A Sprint is not a Ticking Stopwatch

Often, people seem to have the impression that the purpose of a Sprint in Scrum is to pressure them into finishing tasks within a given timeframe. In that regard, it would be a replacement for the stereotypical crazy project manager who is standing next to the developers, pushing them to finish their assigned tasks on time – no matter what.

This results in various problems:

  • Developers scramble to finish tasks they had understimated in the last one or two days of the sprint.
  • We end up with a fixed scope/fixed time situation, so quality is sacrificed
  • The teams accumulate technical debt that “will be fixed in the next sprint” (or not… most likely not)
  • People get stressed out

So a lot of the problems that we have in a waterfall project with arbitrary deadlines is carried over into an agile environment, because the end of the Sprint becomes just another arbitrary deadline. The result is that people want longer sprints, because: “Then we are not pressured into delivering something so frequently.”

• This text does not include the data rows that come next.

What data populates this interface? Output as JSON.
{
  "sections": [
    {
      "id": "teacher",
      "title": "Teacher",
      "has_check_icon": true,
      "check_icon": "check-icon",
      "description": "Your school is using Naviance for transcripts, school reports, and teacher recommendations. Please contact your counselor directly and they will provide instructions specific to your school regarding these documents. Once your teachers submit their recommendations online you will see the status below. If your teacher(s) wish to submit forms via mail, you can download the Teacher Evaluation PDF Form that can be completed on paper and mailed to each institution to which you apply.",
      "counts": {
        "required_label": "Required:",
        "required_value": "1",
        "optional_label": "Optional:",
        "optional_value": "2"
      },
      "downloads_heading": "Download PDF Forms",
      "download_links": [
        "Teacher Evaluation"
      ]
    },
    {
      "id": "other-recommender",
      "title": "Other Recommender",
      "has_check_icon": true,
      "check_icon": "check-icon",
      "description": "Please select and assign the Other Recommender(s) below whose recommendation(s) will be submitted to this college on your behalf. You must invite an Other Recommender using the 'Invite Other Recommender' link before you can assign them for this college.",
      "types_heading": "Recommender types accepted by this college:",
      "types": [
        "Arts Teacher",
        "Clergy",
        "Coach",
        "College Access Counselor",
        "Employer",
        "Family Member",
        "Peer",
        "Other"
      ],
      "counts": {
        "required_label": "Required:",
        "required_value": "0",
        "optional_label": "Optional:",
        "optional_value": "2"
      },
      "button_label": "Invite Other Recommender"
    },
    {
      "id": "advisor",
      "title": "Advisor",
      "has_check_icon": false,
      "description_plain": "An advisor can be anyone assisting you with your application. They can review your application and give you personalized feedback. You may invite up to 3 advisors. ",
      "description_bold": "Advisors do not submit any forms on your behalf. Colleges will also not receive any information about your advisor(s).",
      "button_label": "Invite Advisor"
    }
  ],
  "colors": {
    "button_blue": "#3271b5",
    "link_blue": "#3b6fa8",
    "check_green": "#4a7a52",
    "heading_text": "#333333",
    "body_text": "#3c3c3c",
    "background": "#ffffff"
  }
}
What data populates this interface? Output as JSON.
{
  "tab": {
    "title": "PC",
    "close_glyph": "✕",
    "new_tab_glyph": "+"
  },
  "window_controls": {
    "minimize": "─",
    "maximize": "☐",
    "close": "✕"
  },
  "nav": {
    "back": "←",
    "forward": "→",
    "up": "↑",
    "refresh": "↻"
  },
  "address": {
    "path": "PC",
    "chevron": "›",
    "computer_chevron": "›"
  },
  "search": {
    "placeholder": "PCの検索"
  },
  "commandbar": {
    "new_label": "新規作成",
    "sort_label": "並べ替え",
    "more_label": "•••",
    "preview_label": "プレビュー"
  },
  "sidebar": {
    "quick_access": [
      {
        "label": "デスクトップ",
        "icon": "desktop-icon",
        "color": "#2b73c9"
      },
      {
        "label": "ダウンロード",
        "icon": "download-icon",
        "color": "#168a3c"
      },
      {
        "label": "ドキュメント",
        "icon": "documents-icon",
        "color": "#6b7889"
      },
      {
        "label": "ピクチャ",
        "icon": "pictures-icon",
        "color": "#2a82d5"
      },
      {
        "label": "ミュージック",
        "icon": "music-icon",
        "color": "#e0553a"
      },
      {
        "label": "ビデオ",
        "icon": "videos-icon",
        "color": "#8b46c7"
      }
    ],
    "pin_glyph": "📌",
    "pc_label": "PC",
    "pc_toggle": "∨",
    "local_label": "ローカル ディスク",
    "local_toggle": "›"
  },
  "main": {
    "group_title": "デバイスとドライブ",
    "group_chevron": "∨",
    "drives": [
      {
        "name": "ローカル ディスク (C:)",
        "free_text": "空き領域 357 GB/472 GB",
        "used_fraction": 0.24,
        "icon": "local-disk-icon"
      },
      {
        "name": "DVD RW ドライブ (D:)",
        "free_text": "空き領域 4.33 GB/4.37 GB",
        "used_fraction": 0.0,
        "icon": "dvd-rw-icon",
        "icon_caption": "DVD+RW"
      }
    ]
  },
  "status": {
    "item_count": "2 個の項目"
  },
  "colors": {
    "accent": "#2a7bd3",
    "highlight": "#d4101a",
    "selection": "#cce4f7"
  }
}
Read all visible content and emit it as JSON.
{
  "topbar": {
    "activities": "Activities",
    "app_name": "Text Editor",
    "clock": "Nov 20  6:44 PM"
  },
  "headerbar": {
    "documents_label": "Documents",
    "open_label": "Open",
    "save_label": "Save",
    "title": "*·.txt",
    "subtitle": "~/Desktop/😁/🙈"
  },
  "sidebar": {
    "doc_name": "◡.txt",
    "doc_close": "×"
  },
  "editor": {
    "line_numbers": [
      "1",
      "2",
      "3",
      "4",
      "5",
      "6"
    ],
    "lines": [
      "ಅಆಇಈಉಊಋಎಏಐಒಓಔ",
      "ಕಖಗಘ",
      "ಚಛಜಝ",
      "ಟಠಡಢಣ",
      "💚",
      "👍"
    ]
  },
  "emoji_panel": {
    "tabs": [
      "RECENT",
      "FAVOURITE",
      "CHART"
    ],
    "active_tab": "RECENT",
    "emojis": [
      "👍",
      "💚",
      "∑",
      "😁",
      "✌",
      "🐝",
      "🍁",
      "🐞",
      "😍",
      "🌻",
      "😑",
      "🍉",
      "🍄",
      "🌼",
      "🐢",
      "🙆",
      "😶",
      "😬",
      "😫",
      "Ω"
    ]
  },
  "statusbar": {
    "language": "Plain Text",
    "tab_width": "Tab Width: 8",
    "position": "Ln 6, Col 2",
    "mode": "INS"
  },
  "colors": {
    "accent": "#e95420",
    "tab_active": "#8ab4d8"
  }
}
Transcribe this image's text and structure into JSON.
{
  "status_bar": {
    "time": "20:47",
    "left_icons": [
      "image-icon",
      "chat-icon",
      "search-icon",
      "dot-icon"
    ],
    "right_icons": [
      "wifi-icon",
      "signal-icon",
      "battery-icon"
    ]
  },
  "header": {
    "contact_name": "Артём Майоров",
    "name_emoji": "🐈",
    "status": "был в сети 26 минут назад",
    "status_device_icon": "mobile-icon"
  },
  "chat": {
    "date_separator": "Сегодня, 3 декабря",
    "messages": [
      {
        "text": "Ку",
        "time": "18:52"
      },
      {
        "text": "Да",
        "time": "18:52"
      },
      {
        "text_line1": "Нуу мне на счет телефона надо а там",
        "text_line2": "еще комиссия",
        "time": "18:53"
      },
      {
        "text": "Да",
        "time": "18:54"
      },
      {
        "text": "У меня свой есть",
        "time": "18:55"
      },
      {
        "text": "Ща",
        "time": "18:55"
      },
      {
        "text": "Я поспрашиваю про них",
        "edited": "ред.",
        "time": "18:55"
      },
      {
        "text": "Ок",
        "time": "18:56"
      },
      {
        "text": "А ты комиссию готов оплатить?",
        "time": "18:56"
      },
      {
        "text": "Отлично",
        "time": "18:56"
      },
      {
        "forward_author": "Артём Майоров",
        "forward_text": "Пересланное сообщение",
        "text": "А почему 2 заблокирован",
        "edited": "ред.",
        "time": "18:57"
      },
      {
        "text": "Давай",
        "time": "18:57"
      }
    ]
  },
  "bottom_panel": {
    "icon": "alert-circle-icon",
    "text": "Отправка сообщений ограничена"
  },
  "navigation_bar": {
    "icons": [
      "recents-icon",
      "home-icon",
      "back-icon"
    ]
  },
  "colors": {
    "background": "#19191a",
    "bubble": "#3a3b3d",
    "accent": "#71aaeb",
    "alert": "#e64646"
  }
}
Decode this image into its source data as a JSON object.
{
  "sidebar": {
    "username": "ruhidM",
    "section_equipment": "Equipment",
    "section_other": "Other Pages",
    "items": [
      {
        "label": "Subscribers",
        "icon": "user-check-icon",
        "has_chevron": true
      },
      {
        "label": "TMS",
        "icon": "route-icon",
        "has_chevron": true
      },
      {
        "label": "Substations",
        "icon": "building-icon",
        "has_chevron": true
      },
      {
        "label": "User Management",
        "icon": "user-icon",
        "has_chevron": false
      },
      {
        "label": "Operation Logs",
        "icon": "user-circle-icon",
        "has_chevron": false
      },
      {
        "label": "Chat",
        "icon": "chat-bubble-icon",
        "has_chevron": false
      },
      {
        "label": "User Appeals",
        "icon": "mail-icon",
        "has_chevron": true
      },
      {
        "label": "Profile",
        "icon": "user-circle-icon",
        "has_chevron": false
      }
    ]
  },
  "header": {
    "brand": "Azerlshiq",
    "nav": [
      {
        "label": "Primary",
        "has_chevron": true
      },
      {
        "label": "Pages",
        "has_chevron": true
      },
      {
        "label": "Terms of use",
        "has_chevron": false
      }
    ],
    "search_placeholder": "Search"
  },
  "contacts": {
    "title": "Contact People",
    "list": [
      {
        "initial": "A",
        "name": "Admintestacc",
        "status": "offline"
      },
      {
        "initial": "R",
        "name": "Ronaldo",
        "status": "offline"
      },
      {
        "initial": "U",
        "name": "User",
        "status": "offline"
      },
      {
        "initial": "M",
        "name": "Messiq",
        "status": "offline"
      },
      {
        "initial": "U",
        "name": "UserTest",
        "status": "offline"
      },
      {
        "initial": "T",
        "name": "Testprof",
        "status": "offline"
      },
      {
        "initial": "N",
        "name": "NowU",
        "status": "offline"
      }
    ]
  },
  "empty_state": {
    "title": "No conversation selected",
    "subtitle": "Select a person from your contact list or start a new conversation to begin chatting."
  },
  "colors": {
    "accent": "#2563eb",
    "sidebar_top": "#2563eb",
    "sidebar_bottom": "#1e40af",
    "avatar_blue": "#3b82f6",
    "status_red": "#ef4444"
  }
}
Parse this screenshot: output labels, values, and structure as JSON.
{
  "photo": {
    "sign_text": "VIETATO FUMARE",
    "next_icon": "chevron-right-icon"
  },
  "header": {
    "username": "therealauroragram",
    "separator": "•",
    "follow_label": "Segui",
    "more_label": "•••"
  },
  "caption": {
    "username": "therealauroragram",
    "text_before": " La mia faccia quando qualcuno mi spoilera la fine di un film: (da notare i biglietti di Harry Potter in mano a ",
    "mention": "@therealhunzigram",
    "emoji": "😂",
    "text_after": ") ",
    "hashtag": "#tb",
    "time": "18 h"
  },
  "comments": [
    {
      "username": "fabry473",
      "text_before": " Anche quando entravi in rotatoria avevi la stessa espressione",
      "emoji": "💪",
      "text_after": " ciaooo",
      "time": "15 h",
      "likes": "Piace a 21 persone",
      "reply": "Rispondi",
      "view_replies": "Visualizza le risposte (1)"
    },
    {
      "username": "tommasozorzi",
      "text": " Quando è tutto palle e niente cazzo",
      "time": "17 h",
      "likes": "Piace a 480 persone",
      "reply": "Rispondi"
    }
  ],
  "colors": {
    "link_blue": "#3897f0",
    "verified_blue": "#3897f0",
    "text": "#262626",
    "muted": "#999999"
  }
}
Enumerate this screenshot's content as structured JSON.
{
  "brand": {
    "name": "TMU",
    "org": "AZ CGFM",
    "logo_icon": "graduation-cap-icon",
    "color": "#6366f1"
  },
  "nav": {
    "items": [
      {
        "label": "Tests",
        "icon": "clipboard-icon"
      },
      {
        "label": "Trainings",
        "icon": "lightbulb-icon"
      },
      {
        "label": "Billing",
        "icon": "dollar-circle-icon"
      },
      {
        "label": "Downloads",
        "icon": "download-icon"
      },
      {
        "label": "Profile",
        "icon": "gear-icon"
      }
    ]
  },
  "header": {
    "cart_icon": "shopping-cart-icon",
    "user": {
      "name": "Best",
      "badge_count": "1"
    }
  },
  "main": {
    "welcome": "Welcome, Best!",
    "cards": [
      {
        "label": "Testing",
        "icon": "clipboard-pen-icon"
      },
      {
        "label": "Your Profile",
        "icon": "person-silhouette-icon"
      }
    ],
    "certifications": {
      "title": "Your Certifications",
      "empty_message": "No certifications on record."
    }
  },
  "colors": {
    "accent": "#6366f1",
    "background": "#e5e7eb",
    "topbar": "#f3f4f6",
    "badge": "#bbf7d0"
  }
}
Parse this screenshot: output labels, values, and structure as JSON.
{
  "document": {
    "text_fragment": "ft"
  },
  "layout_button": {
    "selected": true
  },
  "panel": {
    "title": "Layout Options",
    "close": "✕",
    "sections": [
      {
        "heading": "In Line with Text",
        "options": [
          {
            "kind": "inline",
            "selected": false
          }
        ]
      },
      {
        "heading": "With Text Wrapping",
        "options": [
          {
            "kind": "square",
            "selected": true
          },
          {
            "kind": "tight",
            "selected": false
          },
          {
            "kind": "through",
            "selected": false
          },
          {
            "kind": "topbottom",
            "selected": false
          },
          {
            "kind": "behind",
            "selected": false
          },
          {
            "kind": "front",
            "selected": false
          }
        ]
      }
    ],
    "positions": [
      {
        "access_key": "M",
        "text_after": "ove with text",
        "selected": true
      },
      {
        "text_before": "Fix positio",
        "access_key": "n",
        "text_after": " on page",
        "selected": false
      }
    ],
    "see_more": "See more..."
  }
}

The mindset should be exactly the opposite though: “The sprint gives us the opportunity to deliver something frequently!” But this does not work if the sprint is seen as a ticking stopwatch.

How do you achieve this mindset? How do you steer people away from “We MUST finish everything!”? There are several points that need to come together:

  • It should not be seen as a major failure if a story is not finished within a sprint. It should rather be seen as an opportunity to improve the planning for the next sprint.
  • Estimates should be realistic. A major antipattern would be a statement like: “Let’s estimate this as a 5, or else we will not get it into the sprint!”.
  • Estimates should account for high quality. The team should always estimate the size of a story when executed with high quality (including the necessary tests and documentation).
  • The decision to consciously consider a story “Done” with technical debt should be an absolute exception, and it should not happen just because the time in the Sprint is running out.
  • The Product Owner must understand how important it is to empower the team to not finish a story if it cannot be done well. It is not in the Product Owner’s best interest to get code that is finished with low quality only to fulfil the sprint deadline.
  • The team needs to understand why we work in sprints. The purpose of the sprint is not to apply pressure to the teams. The purpose of the sprint is to plan and re-plan the work often, to get frequent feedback on completed work, to allow for emergent designs and architectures and to limit the concurrently active tasks.

So the solution is a mix of empowering the team, ensuring that the team understands the background of Scrum and asking the development team to take pride in their work.